De rechtbank wordt ook gevolgd in haar oordeel dat er geen aanknopingspunten zijn om te twijfelen aan de juistheid van de medische beoordeling van het Uwv. Appellant is voor zijn degeneratieve afwijkingen in de wervelkolom door de verzekeringsartsen aangewezen geacht op rugsparend werk, waarbij diverse beperkingen zijn aangenomen in de rubrieken 4 en 5 van de FML. De verzekeringsartsen hebben geen reden gezien voor het aannemen van aanvullende beperkingen omdat uit informatie van de behandelend sector blijkt dat bij appellant niet gebleken is van hernia’s van de tussenwervelschijven in het ruggenmergkanaal en compressie op de zenuwstructuren. Over de overige lichamelijke klachten van appellant hebben de verzekeringsartsen gemeld dat deze somatisch van aard zijn en niet worden ondersteund door resultaten uit specialistisch onderzoek. Uit de in hoger beroep ingebrachte medische informatie blijkt niet dat de verzekeringsartsen hiermee een onjuiste inschatting hebben gemaakt van de lichamelijke problematiek van appellant op de datum in geding.
4.4.
Ook hebben de verzekeringsartsen afdoende gemotiveerd waarom geen aanleiding bestaat voor het vaststellen van verdergaande beperkingen voor de psychische klachten van appellant. De verzekeringsarts bezwaar en beroep heeft uiteengezet dat bij het oriënterend psychiatrisch onderzoek door de verzekeringsarts op 13 december 2016 geen ernstige psychopathologie is waargenomen. Appellant stond op de datum in geding ook niet onder behandeling voor zijn psychische klachten. De informatie van de psychiater dateert van 31 augustus 2017 en heeft geen betrekking op de datum in geding. Hieraan kan daarom niet de door appellant gewenste waarde worden toegekend.
4.5.
Over het medicijngebruik van appellant wordt overwogen dat uit de rapporten van de verzekeringsartsen volgt dat zij bekend waren met de voorgeschreven pijnmedicatie van appellant. Er zijn geen aanknopingspunten voor het oordeel dat onvoldoende rekening is gehouden met eventuele bijwerkingen van deze pijnmedicatie op de datum in geding.
4.6.
De rechtbank wordt ten slotte gevolgd in haar oordeel dat het Uwv voldoende heeft gemotiveerd dat de aan de EZWb ten grondslag gelegde functies in medisch opzicht geschikt zijn voor appellant.

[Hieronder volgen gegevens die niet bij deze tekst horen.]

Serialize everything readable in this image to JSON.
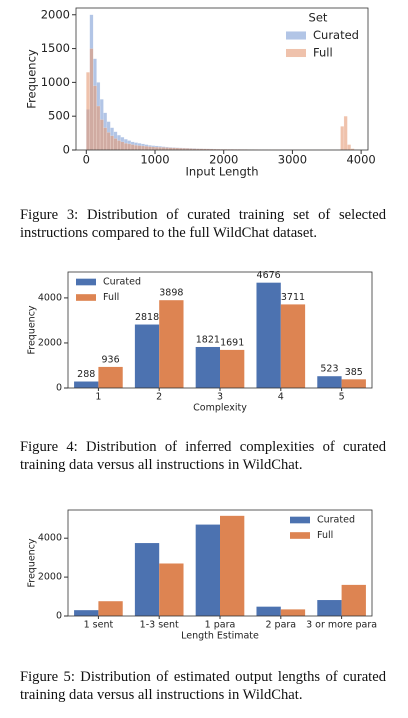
{
  "chart_data": [
    {
      "type": "histogram",
      "x_label": "Input Length",
      "y_label": "Frequency",
      "bins": [
        0,
        50,
        100,
        150,
        200,
        250,
        300,
        350,
        400,
        450,
        500,
        550,
        600,
        650,
        700,
        750,
        800,
        850,
        900,
        950,
        1000,
        1050,
        1100,
        1150,
        1200,
        1250,
        1300,
        1350,
        1400,
        1450,
        1500,
        1550,
        1600,
        1650,
        1700,
        1750,
        1800,
        1850,
        1900,
        1950,
        2000,
        2050,
        2100,
        2150,
        2200,
        2250,
        2300,
        2350,
        2400,
        2450,
        2500,
        2550,
        2600,
        2650,
        2700,
        2750,
        2800,
        2850,
        2900,
        2950,
        3000,
        3050,
        3100,
        3150,
        3200,
        3250,
        3300,
        3350,
        3400,
        3450,
        3500,
        3550,
        3600,
        3650,
        3700,
        3750,
        3800,
        3850,
        3900,
        3950,
        4000
      ],
      "series": [
        {
          "name": "Curated",
          "color": "#7f9ed6",
          "values": [
            600,
            2000,
            1350,
            1000,
            750,
            550,
            420,
            330,
            270,
            220,
            190,
            160,
            140,
            120,
            110,
            100,
            90,
            80,
            70,
            65,
            60,
            55,
            50,
            45,
            40,
            38,
            35,
            32,
            30,
            28,
            26,
            24,
            22,
            20,
            18,
            17,
            16,
            15,
            14,
            13,
            12,
            12,
            11,
            10,
            10,
            9,
            9,
            8,
            8,
            7,
            7,
            7,
            6,
            6,
            5,
            5,
            5,
            4,
            4,
            4,
            4,
            3,
            3,
            3,
            3,
            3,
            3,
            2,
            2,
            2,
            2,
            2,
            2,
            2,
            5,
            5,
            2,
            1,
            1,
            1
          ]
        },
        {
          "name": "Full",
          "color": "#e59a74",
          "values": [
            1150,
            1500,
            950,
            650,
            450,
            330,
            260,
            210,
            170,
            140,
            120,
            100,
            90,
            80,
            70,
            65,
            60,
            55,
            50,
            45,
            42,
            40,
            38,
            36,
            34,
            32,
            30,
            28,
            26,
            24,
            22,
            20,
            19,
            18,
            17,
            16,
            15,
            14,
            13,
            12,
            12,
            11,
            11,
            10,
            10,
            9,
            9,
            8,
            8,
            8,
            7,
            7,
            7,
            6,
            6,
            6,
            5,
            5,
            5,
            5,
            5,
            5,
            4,
            4,
            4,
            4,
            4,
            4,
            4,
            4,
            4,
            4,
            4,
            4,
            350,
            500,
            80,
            20,
            5,
            3
          ]
        }
      ],
      "xlim": [
        -150,
        4100
      ],
      "xticks": [
        0,
        1000,
        2000,
        3000,
        4000
      ],
      "ylim": [
        0,
        2100
      ],
      "yticks": [
        0,
        500,
        1000,
        1500,
        2000
      ],
      "legend": "upper right",
      "legend_title": "Set",
      "opacity": 0.6
    },
    {
      "type": "bar",
      "x_label": "Complexity",
      "y_label": "Frequency",
      "categories": [
        "1",
        "2",
        "3",
        "4",
        "5"
      ],
      "series": [
        {
          "name": "Curated",
          "color": "#4c72b0",
          "values": [
            288,
            2818,
            1821,
            4676,
            523
          ]
        },
        {
          "name": "Full",
          "color": "#dd8452",
          "values": [
            936,
            3898,
            1691,
            3711,
            385
          ]
        }
      ],
      "ylim": [
        0,
        5150
      ],
      "yticks": [
        0,
        2000,
        4000
      ],
      "legend": "upper left",
      "data_labels": true
    },
    {
      "type": "bar",
      "x_label": "Length Estimate",
      "y_label": "Frequency",
      "categories": [
        "1 sent",
        "1-3 sent",
        "1 para",
        "2 para",
        "3 or more para"
      ],
      "series": [
        {
          "name": "Curated",
          "color": "#4c72b0",
          "values": [
            300,
            3750,
            4700,
            480,
            820
          ]
        },
        {
          "name": "Full",
          "color": "#dd8452",
          "values": [
            760,
            2700,
            5150,
            340,
            1600
          ]
        }
      ],
      "ylim": [
        0,
        5450
      ],
      "yticks": [
        0,
        2000,
        4000
      ],
      "legend": "upper right",
      "data_labels": false
    }
  ],
  "captions": [
    "Figure 3: Distribution of curated training set of selected instructions compared to the full WildChat dataset.",
    "Figure 4: Distribution of inferred complexities of curated training data versus all instructions in WildChat.",
    "Figure 5: Distribution of estimated output lengths of curated training data versus all instructions in WildChat."
  ]
}
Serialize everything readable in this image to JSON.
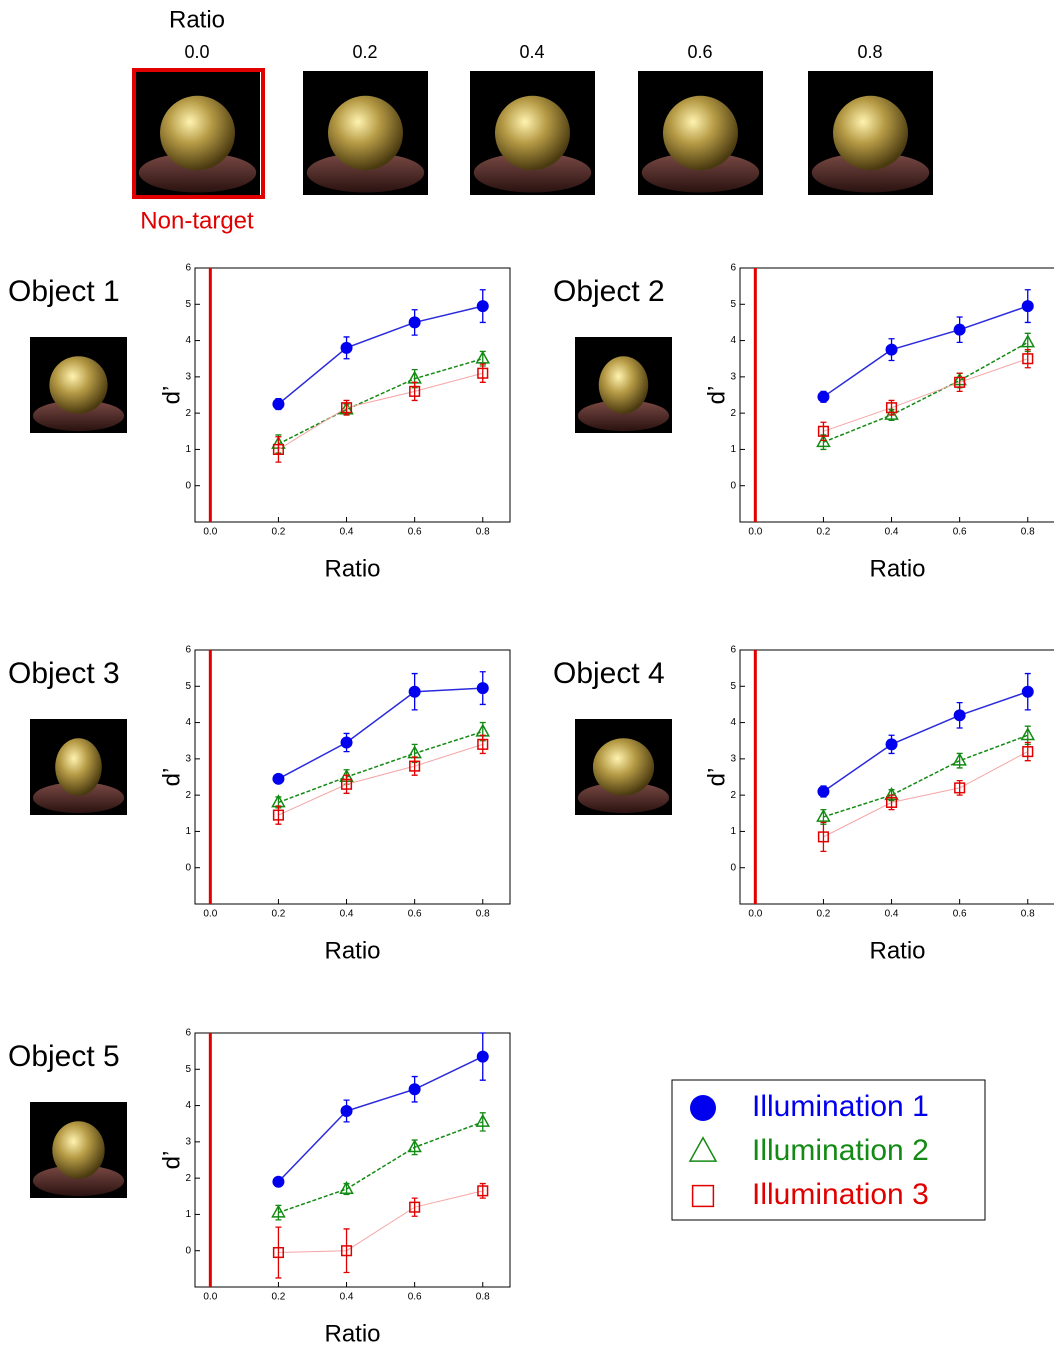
{
  "header": {
    "title": "Ratio",
    "ratios": [
      "0.0",
      "0.2",
      "0.4",
      "0.6",
      "0.8"
    ],
    "highlight_label": "Non-target"
  },
  "chart_data": [
    {
      "type": "line",
      "title": "Object 1",
      "xlabel": "Ratio",
      "ylabel": "d’",
      "x": [
        0.2,
        0.4,
        0.6,
        0.8
      ],
      "xlim": [
        -0.045,
        0.88
      ],
      "xticks": [
        {
          "value": 0,
          "label": "0.0"
        },
        0.2,
        0.4,
        0.6,
        0.8
      ],
      "ylim": [
        -1,
        6
      ],
      "yticks": [
        0,
        1,
        2,
        3,
        4,
        5,
        6
      ],
      "vline": 0,
      "vline_color": "#e00000",
      "series": [
        {
          "name": "Illumination 1",
          "color": "#0000ee",
          "line_color": "#2b2bdd",
          "marker": "circle",
          "line_style": "solid",
          "values": [
            2.25,
            3.8,
            4.5,
            4.95
          ],
          "errors": [
            0.15,
            0.3,
            0.35,
            0.45
          ]
        },
        {
          "name": "Illumination 2",
          "color": "#138a13",
          "line_color": "#138a13",
          "marker": "triangle",
          "line_style": "dashed",
          "values": [
            1.15,
            2.1,
            2.95,
            3.5
          ],
          "errors": [
            0.25,
            0.15,
            0.25,
            0.2
          ]
        },
        {
          "name": "Illumination 3",
          "color": "#e00000",
          "line_color": "#f5a5a5",
          "marker": "square",
          "line_style": "solid",
          "values": [
            1.0,
            2.15,
            2.6,
            3.1
          ],
          "errors": [
            0.35,
            0.2,
            0.25,
            0.25
          ]
        }
      ]
    },
    {
      "type": "line",
      "title": "Object 2",
      "xlabel": "Ratio",
      "ylabel": "d’",
      "x": [
        0.2,
        0.4,
        0.6,
        0.8
      ],
      "xlim": [
        -0.045,
        0.88
      ],
      "xticks": [
        {
          "value": 0,
          "label": "0.0"
        },
        0.2,
        0.4,
        0.6,
        0.8
      ],
      "ylim": [
        -1,
        6
      ],
      "yticks": [
        0,
        1,
        2,
        3,
        4,
        5,
        6
      ],
      "vline": 0,
      "vline_color": "#e00000",
      "series": [
        {
          "color": "#0000ee",
          "line_color": "#2b2bdd",
          "marker": "circle",
          "line_style": "solid",
          "values": [
            2.45,
            3.75,
            4.3,
            4.95
          ],
          "errors": [
            0.15,
            0.3,
            0.35,
            0.45
          ]
        },
        {
          "color": "#138a13",
          "line_color": "#138a13",
          "marker": "triangle",
          "line_style": "dashed",
          "values": [
            1.2,
            1.95,
            2.9,
            3.95
          ],
          "errors": [
            0.2,
            0.15,
            0.2,
            0.25
          ]
        },
        {
          "color": "#e00000",
          "line_color": "#f5a5a5",
          "marker": "square",
          "line_style": "solid",
          "values": [
            1.5,
            2.15,
            2.85,
            3.5
          ],
          "errors": [
            0.25,
            0.2,
            0.25,
            0.25
          ]
        }
      ]
    },
    {
      "type": "line",
      "title": "Object 3",
      "xlabel": "Ratio",
      "ylabel": "d’",
      "x": [
        0.2,
        0.4,
        0.6,
        0.8
      ],
      "xlim": [
        -0.045,
        0.88
      ],
      "xticks": [
        {
          "value": 0,
          "label": "0.0"
        },
        0.2,
        0.4,
        0.6,
        0.8
      ],
      "ylim": [
        -1,
        6
      ],
      "yticks": [
        0,
        1,
        2,
        3,
        4,
        5,
        6
      ],
      "vline": 0,
      "vline_color": "#e00000",
      "series": [
        {
          "color": "#0000ee",
          "line_color": "#2b2bdd",
          "marker": "circle",
          "line_style": "solid",
          "values": [
            2.45,
            3.45,
            4.85,
            4.95
          ],
          "errors": [
            0.1,
            0.25,
            0.5,
            0.45
          ]
        },
        {
          "color": "#138a13",
          "line_color": "#138a13",
          "marker": "triangle",
          "line_style": "dashed",
          "values": [
            1.8,
            2.5,
            3.15,
            3.75
          ],
          "errors": [
            0.15,
            0.2,
            0.25,
            0.25
          ]
        },
        {
          "color": "#e00000",
          "line_color": "#f5a5a5",
          "marker": "square",
          "line_style": "solid",
          "values": [
            1.45,
            2.3,
            2.8,
            3.4
          ],
          "errors": [
            0.25,
            0.25,
            0.25,
            0.25
          ]
        }
      ]
    },
    {
      "type": "line",
      "title": "Object 4",
      "xlabel": "Ratio",
      "ylabel": "d’",
      "x": [
        0.2,
        0.4,
        0.6,
        0.8
      ],
      "xlim": [
        -0.045,
        0.88
      ],
      "xticks": [
        {
          "value": 0,
          "label": "0.0"
        },
        0.2,
        0.4,
        0.6,
        0.8
      ],
      "ylim": [
        -1,
        6
      ],
      "yticks": [
        0,
        1,
        2,
        3,
        4,
        5,
        6
      ],
      "vline": 0,
      "vline_color": "#e00000",
      "series": [
        {
          "color": "#0000ee",
          "line_color": "#2b2bdd",
          "marker": "circle",
          "line_style": "solid",
          "values": [
            2.1,
            3.4,
            4.2,
            4.85
          ],
          "errors": [
            0.15,
            0.25,
            0.35,
            0.5
          ]
        },
        {
          "color": "#138a13",
          "line_color": "#138a13",
          "marker": "triangle",
          "line_style": "dashed",
          "values": [
            1.4,
            2.0,
            2.95,
            3.65
          ],
          "errors": [
            0.2,
            0.15,
            0.2,
            0.25
          ]
        },
        {
          "color": "#e00000",
          "line_color": "#f5a5a5",
          "marker": "square",
          "line_style": "solid",
          "values": [
            0.85,
            1.8,
            2.2,
            3.2
          ],
          "errors": [
            0.4,
            0.2,
            0.2,
            0.25
          ]
        }
      ]
    },
    {
      "type": "line",
      "title": "Object 5",
      "xlabel": "Ratio",
      "ylabel": "d’",
      "x": [
        0.2,
        0.4,
        0.6,
        0.8
      ],
      "xlim": [
        -0.045,
        0.88
      ],
      "xticks": [
        {
          "value": 0,
          "label": "0.0"
        },
        0.2,
        0.4,
        0.6,
        0.8
      ],
      "ylim": [
        -1,
        6
      ],
      "yticks": [
        0,
        1,
        2,
        3,
        4,
        5,
        6
      ],
      "vline": 0,
      "vline_color": "#e00000",
      "series": [
        {
          "color": "#0000ee",
          "line_color": "#2b2bdd",
          "marker": "circle",
          "line_style": "solid",
          "values": [
            1.9,
            3.85,
            4.45,
            5.35
          ],
          "errors": [
            0.1,
            0.3,
            0.35,
            0.65
          ]
        },
        {
          "color": "#138a13",
          "line_color": "#138a13",
          "marker": "triangle",
          "line_style": "dashed",
          "values": [
            1.05,
            1.7,
            2.85,
            3.55
          ],
          "errors": [
            0.2,
            0.15,
            0.2,
            0.25
          ]
        },
        {
          "color": "#e00000",
          "line_color": "#f5a5a5",
          "marker": "square",
          "line_style": "solid",
          "values": [
            -0.05,
            0.0,
            1.2,
            1.65
          ],
          "errors": [
            0.7,
            0.6,
            0.25,
            0.2
          ]
        }
      ]
    }
  ]
}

5. De overwegingen in 4.2 tot en met 4.6 leiden tot de conclusie dat het hoger beroep niet slaagt en de aangevallen uitspraak moet worden bevestigd.
6. Voor een veroordeling in de proceskosten bestaat geen aanleiding.

BESLISSING

De Centrale Raad van Beroep bevestigt de aangevallen uitspraak.
Deze uitspraak is gedaan door E.W. Akkerman als voorzitter en E.J.J.M. Weyers en D. Hardonk-Prins als leden, in tegenwoordigheid van C.M. van de Ven als griffier. De beslissing is uitgesproken in het openbaar op 5 december 2019.